I'm easily upset. As the train picks up speed, I too burst into tears. I turn towards one of the platform kiosks and give in to my grief. I don't quite know why I'm crying but it seems as though a whole lifetime's sorrow were distilled into this one, explosive moment. I feel a hand on my shoulder and turn around. A grandmother, who asks me with emotion and quiet solicitude, "Your child, son. . . ?" The question rubs the bitterest wound of a slowly aging and childless man. A fresh wave of tears, and the old lady gathers from this that the answer is yes. She hugs me, murmuring, "He'll come back, son. They'll all come back. Just a few days and they'll come home to us." But I can't seem to stop. I explode into even more violent sobs that make my whole body shake. She pats my back soothingly and says in a trembling voice, "That's enough, son, enough. They'll be back. You're going to make me cry too, son." And, sure enough, she bursts out crying. And so we were thrown together on the Kiev station platform, a young Arab man and an old Ukrainian lady. No bystander would have been able to discern with certainty which one of us was holding and comforting the other, trying to stop the flow of tears.
"No" in Russian
I imagine a certain shape for the word "No" in a few different languages, and the Russian "no" is the most striking of all: "Nyet". It's not just the sound. It suggests a feminine essence—that Russian femininity that richly enfolds so many qualities simultaneously: a blonde European beauty and a supple Eastern grace; Slavic fire and an icy introversion that conceals myriad secrets. The initial "no" that those who are familiar with Russia advise you to distrust. For it could simply mean "no", but it can also mean "yes", or perhaps, "yes, but not now." As for the female "No"—God help us! You'd have to hear it for yourself to understand how smooth and inviting, how irresistible it is. Sure to dissolve away after having melted you completely.

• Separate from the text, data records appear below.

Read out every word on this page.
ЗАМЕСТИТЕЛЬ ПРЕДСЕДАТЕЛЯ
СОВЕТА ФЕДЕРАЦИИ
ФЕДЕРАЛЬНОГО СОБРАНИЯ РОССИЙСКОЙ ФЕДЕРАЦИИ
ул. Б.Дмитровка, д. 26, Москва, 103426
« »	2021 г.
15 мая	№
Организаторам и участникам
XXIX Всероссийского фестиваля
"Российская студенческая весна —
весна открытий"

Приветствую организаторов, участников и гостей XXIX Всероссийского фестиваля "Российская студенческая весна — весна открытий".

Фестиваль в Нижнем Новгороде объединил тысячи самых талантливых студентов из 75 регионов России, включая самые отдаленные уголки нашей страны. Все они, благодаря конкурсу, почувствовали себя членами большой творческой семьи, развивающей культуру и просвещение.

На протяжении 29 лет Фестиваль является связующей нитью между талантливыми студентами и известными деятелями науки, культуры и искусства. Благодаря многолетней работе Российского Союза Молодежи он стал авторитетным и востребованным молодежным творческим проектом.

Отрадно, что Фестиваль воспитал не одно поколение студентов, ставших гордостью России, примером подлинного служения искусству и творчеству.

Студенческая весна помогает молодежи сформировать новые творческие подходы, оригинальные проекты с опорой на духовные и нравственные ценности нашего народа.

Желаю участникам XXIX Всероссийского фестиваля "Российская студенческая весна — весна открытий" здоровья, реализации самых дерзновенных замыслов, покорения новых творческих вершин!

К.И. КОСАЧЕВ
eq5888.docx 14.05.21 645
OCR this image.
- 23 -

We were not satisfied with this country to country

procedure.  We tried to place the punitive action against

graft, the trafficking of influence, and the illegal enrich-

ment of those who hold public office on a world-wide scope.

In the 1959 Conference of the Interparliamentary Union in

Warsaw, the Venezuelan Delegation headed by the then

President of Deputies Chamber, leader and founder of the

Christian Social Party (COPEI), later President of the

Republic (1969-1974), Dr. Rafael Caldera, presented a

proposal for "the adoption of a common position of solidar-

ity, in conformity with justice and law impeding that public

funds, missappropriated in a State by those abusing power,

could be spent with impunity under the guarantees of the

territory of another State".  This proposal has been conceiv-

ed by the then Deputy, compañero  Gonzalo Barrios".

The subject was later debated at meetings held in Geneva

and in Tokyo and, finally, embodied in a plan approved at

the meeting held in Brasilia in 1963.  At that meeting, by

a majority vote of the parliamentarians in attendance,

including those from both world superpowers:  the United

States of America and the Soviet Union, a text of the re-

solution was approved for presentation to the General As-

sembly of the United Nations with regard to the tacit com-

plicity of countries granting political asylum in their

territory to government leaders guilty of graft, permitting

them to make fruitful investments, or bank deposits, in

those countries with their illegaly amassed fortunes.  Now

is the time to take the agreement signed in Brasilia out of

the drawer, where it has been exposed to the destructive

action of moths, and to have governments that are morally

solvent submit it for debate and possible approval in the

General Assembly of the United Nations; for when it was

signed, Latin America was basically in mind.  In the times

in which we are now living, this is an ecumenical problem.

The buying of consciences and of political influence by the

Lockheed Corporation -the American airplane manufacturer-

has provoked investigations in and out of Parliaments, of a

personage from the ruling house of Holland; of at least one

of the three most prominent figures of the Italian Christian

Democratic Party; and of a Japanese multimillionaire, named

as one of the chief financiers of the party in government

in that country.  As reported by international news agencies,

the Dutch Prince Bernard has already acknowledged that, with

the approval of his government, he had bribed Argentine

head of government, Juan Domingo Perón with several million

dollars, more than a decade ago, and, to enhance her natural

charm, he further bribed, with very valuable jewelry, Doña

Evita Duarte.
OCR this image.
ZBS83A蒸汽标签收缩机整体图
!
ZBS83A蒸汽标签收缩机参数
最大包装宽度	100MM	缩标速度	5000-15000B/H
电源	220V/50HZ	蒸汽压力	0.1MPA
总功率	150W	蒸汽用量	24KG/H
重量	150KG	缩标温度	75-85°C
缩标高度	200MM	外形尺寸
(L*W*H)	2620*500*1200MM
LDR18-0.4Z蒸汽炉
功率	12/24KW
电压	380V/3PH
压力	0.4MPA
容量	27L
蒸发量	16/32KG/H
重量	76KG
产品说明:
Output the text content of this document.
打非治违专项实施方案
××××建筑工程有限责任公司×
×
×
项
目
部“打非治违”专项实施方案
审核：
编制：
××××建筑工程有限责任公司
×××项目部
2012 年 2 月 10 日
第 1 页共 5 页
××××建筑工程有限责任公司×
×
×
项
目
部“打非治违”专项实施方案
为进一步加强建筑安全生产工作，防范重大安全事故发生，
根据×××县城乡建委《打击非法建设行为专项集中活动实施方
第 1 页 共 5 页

No. I have a date with "no" today, at the Kiev train station. An extraordinary scene: anxious crowds and children everywhere, clutching their parents' hands, waiting on benches, sitting on suitcases against the wall, wearing hats and colorful Ukrainian kerchiefs, impossible to convince that they can't take their kittens or puppies or shovels or hats along. Many of them even insisted on wearing their prettiest clothes—a red sweater, despite the heat, or a sun-hat and winter gloves. The heat has reddened their cheeks, and instead of chuckling at their play and the assorted animals they've brought with them, you're stricken at the sight. The girls clutch their dolls, the boys, plastic pails and shovels. Children distracted in the crowd, children to be sent away far from their mothers' arms. Little hands tightly gripping big ones, teasing grandparents.
The electronic departure board, as big as a towering wall, lists the names of distant stations and times and places and no, no, no. The same word repeats itself. Dark, as high as a wall. No. There are no more places. The children sit on benches, on suitcases, on the floor. Suddenly, the beauty of the Russian "no" escapes me in the terrible crowd.